This study considers the linear contextual bandit problem with independent and identically distributed (i.i.d.) contexts. In this problem, existing studies have proposed Best-of-Both-Worlds (BoBW) algorithms whose regrets satisfy $O(\log^2(T))$ for the number of rounds $T$ in a stochastic regime with a suboptimality gap lower-bounded by a positive constant, while satisfying $O(\sqrt{T})$ in an adversarial regime. However, the dependency on $T$ has room for improvement, and the suboptimality-gap assumption can be relaxed.
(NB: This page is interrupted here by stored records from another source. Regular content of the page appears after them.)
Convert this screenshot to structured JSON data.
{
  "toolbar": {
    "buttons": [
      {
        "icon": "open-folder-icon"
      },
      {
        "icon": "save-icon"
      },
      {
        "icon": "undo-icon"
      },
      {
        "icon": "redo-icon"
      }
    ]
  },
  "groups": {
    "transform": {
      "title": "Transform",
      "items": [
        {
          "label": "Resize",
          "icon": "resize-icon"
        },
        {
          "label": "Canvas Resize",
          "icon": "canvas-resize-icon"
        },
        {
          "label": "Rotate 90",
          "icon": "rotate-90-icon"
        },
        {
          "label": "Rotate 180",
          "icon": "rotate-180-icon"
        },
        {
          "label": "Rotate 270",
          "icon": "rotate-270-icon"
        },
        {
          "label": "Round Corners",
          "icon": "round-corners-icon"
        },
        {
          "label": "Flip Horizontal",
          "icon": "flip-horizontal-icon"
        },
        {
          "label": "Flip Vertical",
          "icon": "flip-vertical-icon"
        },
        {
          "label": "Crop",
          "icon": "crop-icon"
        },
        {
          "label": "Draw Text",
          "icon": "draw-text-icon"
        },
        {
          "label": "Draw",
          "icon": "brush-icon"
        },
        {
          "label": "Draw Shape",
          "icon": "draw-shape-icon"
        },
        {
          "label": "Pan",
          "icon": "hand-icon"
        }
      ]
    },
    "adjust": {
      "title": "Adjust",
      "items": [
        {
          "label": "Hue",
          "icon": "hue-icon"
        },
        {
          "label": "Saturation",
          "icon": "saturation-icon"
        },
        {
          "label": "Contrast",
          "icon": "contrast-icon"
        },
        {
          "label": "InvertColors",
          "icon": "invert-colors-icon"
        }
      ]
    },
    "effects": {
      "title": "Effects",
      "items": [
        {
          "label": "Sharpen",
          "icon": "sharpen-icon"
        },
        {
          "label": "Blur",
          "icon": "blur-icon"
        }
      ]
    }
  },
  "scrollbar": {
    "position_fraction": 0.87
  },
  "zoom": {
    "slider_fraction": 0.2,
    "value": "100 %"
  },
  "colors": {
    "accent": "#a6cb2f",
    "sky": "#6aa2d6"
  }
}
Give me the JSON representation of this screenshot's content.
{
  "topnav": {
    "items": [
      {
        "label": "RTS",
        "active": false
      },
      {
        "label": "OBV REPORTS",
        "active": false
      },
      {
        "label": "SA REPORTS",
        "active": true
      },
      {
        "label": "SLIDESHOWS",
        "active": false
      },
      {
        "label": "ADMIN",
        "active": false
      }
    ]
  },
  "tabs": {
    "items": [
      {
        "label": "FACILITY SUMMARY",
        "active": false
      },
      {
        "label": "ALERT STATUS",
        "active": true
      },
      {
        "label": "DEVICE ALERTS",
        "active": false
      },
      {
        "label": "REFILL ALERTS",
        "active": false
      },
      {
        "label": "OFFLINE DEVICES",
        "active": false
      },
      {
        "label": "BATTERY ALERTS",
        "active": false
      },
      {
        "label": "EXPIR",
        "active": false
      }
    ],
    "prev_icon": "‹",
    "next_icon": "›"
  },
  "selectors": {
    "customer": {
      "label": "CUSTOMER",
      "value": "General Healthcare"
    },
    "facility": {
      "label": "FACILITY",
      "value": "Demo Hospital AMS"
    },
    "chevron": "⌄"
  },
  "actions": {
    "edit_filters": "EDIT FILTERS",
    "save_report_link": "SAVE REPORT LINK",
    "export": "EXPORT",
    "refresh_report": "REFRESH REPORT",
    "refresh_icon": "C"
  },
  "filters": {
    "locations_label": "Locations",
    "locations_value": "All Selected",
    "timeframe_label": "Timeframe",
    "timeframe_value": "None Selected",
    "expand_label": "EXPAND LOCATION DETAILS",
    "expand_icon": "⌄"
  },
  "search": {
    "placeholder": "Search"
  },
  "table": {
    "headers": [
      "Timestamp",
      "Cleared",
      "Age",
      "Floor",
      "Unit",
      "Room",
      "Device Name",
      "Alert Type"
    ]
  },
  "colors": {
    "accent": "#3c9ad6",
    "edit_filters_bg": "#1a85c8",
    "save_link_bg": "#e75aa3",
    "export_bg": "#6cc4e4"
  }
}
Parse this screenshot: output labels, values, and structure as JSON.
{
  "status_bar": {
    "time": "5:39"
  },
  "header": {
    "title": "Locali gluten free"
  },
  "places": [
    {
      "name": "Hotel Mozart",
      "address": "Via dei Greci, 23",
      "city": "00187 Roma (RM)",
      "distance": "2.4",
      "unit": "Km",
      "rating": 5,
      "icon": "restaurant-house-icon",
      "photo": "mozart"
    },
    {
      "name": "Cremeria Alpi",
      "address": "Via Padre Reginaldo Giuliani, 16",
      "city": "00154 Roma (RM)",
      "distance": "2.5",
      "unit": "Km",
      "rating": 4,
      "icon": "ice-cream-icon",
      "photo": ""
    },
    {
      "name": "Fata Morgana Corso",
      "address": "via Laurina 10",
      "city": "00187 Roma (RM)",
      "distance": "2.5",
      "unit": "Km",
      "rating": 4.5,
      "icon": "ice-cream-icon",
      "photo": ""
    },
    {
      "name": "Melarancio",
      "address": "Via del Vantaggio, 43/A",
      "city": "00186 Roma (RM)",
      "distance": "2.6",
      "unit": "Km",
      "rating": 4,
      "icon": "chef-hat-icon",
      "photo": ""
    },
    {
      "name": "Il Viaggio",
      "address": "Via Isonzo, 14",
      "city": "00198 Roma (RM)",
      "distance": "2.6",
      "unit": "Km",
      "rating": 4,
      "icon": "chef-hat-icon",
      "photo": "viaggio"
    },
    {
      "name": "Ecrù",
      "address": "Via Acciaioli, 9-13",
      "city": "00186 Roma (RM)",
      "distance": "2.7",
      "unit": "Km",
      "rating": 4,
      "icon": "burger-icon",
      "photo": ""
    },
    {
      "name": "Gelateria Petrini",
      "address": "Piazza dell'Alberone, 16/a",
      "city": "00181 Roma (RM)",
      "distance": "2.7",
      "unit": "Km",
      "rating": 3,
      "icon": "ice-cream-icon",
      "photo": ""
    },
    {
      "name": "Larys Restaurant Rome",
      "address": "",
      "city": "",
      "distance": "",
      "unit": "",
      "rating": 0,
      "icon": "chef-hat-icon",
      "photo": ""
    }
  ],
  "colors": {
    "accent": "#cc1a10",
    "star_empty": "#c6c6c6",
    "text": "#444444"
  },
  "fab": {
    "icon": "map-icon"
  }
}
For this issue, this study proposes an algorithm whose regret satisfies $O(\log(T))$ in the setting when the suboptimality gap is lower-bounded. Furthermore, we introduce a margin condition, a milder assumption on the suboptimality gap. That condition characterizes the problem difficulty linked to the suboptimality gap using a parameter $\beta \in (0, \infty]$. We then show that the algorithm's regret satisfies $O\left(\left\{\log(T)\right\}^{\frac{1+\beta}{2+\beta}}T^{\frac{1}{2+\beta}}\right)$. Here, $\beta= \infty$ corresponds to the case in the existing studies where a lower bound exists in the suboptimality gap, and our regret satisfies $O(\log(T))$ in that case. Our proposed algorithm is based on the Follow-The-Regularized-Leader with the Tsallis entropy and referred to as the $\alpha$-Linear-Contextual (LC)-Tsallis-INF.

翻译：本研究考虑具有独立同分布上下文的线性上下文赌博机问题。针对该问题，现有研究提出的最优双场景算法在随机场景中假设亚优性间隙存在正常数下界时，其遗憾值满足关于回合数$T$的$O(\log^2(T))$，在对抗场景中则满足$O(\sqrt{T})$。然而，该算法对$T$的依赖关系仍有改进空间，且亚优性间隙假设可被放宽。为此，本文提出一种在亚优性间隙存在下界时遗憾值满足$O(\log(T))$的算法。此外，我们引入一种关于亚优性间隙的更温和假设——边际条件，该条件通过参数$\beta \in (0, \infty]$刻画与亚优性间隙相关的问题难度。我们进一步证明该算法的遗憾值满足$O\left(\left\{\log(T)\right\}^{\frac{1+\beta}{2+\beta}}T^{\frac{1}{2+\beta}}\right)$。其中$\beta=\infty$对应现有研究中亚优性间隙存在下界的情形，此时遗憾值满足$O(\log(T))$。本文提出的算法基于采用Tsallis熵的跟随正则化领导者策略，被称为$\alpha$-线性上下文-Tsallis-INF。